I say "roughly" because there's further power losses in your power supply and such that'll cost more electricity, but they're (hopefully) really not significant.
There is measurable (in KWh ) power saved. However I am almost convinced that what you are really asking is if you can measure this savings in cold hard cash. The short answer is no.
Story alert! From 2004 to 2006, I was running 4-6 machines, 24/7 In August of 2006 I added another 7 machines that stay on 24/7 as well.
My electric bill shoots to the moon when it's hot and running the A/C. I compared my monthly charges from 2004 to end of 2008 with the average monthly temperature and they correlate very nicely.
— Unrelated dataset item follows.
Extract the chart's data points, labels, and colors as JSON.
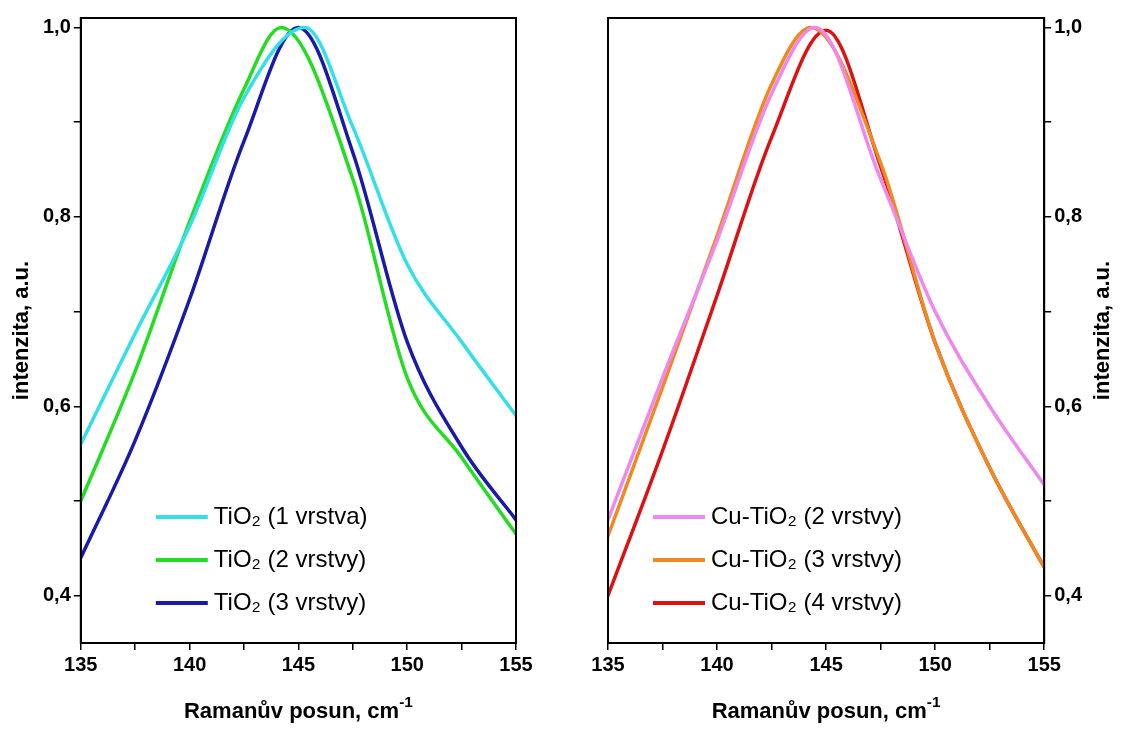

Normal temperature: bills where similar before and after the added machines Cold - same as above HOT - you cry when you see the bill in 2004 or 2008 :)
The botom line is, you'll save more money by sweating and making your own coffee (ie avoiding Starbucks) than disconnecting CDrom drives.
just my 0.02 kWh :)
Sampling a random CD-ROM drive in the old junk box shows that it's rated at 29W. Even if it ran all the time, it wouldn't amount to much. I'm guessing that the power draw while idle would be negligible.
EDIT: Worst case scenario example for my $0.08/kWh, my CD drive running at its fully-rated power draw of 29W would amount to $20.32/year or about $1.69/month.